Although none of the lead actors are actually Indian or Mexican, they all seem to be powerfully motivated by the spirits of their characters. (Taylor's character at least speaks a lot of Spanish, which adds a touch of authenticity to her portrayal.) Lex Barker, a former Tarzan, makes a stubborn, determined and charismatic Apache chief. Not long after this film, he moved to Germany and made a series of highly successful westerns there, making him that country's most popular movie star for much of the 1960s.
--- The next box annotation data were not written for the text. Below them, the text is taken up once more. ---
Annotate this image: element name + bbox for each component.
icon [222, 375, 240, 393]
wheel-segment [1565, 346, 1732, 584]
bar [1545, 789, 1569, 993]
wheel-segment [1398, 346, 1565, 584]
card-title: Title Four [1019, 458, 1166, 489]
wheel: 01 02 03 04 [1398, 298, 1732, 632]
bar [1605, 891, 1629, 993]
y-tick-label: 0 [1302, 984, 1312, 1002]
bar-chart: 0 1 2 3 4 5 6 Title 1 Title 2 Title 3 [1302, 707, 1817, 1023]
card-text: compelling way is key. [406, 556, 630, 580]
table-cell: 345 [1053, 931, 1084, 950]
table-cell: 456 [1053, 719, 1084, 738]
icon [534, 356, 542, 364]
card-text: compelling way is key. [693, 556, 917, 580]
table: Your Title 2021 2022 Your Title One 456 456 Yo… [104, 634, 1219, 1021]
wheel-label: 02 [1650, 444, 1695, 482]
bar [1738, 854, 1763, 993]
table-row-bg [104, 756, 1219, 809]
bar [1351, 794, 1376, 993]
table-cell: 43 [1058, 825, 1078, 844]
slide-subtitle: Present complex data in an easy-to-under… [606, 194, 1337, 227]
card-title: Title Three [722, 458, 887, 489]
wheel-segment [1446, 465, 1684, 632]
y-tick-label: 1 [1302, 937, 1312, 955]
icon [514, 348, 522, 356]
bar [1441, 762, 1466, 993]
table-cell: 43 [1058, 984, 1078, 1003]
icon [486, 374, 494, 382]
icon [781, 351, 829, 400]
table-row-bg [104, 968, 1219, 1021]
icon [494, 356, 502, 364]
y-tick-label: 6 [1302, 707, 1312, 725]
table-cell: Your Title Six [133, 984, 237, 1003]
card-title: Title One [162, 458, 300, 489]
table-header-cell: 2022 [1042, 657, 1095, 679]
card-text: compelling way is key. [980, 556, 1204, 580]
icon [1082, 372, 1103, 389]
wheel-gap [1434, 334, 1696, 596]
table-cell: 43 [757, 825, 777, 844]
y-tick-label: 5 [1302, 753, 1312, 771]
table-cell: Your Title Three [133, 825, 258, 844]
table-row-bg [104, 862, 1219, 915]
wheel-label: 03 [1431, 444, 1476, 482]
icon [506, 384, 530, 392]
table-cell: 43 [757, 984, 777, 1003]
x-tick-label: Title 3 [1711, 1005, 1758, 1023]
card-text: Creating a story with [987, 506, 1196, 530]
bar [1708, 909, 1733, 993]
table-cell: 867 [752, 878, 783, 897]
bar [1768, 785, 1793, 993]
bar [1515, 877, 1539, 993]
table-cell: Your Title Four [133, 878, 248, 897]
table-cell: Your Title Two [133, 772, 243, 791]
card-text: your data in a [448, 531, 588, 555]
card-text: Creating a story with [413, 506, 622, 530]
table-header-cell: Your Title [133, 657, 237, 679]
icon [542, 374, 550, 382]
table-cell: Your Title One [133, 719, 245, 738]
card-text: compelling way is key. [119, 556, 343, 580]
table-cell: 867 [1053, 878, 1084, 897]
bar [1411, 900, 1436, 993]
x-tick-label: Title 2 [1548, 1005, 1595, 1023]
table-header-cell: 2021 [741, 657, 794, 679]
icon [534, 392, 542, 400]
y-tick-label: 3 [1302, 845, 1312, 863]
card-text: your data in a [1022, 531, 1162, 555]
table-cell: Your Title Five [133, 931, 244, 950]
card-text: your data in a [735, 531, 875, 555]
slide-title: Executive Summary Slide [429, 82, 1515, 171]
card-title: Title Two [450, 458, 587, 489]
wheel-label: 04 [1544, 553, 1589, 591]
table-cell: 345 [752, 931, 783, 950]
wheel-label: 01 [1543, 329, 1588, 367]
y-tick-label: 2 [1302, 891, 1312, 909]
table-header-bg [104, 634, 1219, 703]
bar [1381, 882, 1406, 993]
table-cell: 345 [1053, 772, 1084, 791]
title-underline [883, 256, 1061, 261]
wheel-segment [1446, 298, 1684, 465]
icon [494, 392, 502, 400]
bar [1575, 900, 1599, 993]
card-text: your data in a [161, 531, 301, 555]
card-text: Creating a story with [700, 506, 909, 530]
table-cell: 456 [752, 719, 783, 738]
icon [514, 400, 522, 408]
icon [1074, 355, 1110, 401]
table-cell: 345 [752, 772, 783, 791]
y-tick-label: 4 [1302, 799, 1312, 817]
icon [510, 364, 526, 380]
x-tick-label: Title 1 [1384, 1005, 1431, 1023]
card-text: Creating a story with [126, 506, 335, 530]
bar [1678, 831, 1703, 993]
Joan Taylor was a sharp-featured, dark-haired actress who made a strong impression in such 1950s genre outings as APACHE WOMAN, GIRLS IN PRISON, EARTH VS. THE FLYING SAUCERS and TWENTY MILLION MILES TO EARTH. She cuts quite a striking figure here as she rides alongside Mangas, dressed in buckskin, painted for war and wielding a mean bow and arrow. Ben Johnson, better known for his work in John Ford and Sam Peckinpah films (plus his Oscar-winning turn in THE LAST PICTURE SHOW), plays a decent, tender, fair-minded white man who represents quite a contrast to the gold-hungry whites who instigate the open warfare with Apaches. Canadian actor John Colicos, later to be seen in TV's "Battlestar Galactica," appears in an early Hollywood role as the Apaches' flamboyant, overly expressive medicine man. The film is shot almost entirely outdoors on picturesque locations. The murky color print seen for this review, as broadcast on superstation TBS, doesn't do justice to the expert cinematography by William Margulies. This is one of many unsung westerns from the 1950s that would benefit greatly from a remastered DVD edition enabling it to be re-discovered by western fans.
dinky-4
It's not flamboyant enough to be "camp," but this movie still offers a number of those so-bad-it's-good moments. Most of these moments occur when the Indian characters have to spout such lines as: "A forked tongue is an evil thing." "The peace words of your people are written on the wind." "On a reservation an Apache warrior will be as an eagle with broken wings."There's also a visually amusing moment when Lex Barker and Joan Taylor emerge from their teepee wearing his-and-her warrior outfits.Looking past this hokiness, however, you'll find a briskly-told plot which differs a bit from the usual fare because it involves an Apache and a white man (Ben Johnson) in love with the same woman who's half-Mexican and half-Indian. Though most of the movie's Indians look a bit "Hollywood," they're treated in a sympathetic manner.Lex Barker, as in his Tarzan days, spends most of the time bare-chested and his torso is shown to advantage in a scene where he's tied between two horses and whipped by some greedy prospectors. "Sign your name on his stinkin' hide," someone suggests, to which the flogger replies: "I would if I knew how to write!" (This flogging ranks 71st in the book, "Lash! The Hundred Great Scenes of Men Being Whipped in the Movies.")Barker's no stranger to the whip, having taken some lashes in "Tarzan and the She-Devil" and, more notably, in "Terror of the Red Mask." Joan Taylor, laughably miscast, fitted much more comfortably into her most famous role, that of the heroine in "Earth vs. Flying Saucers."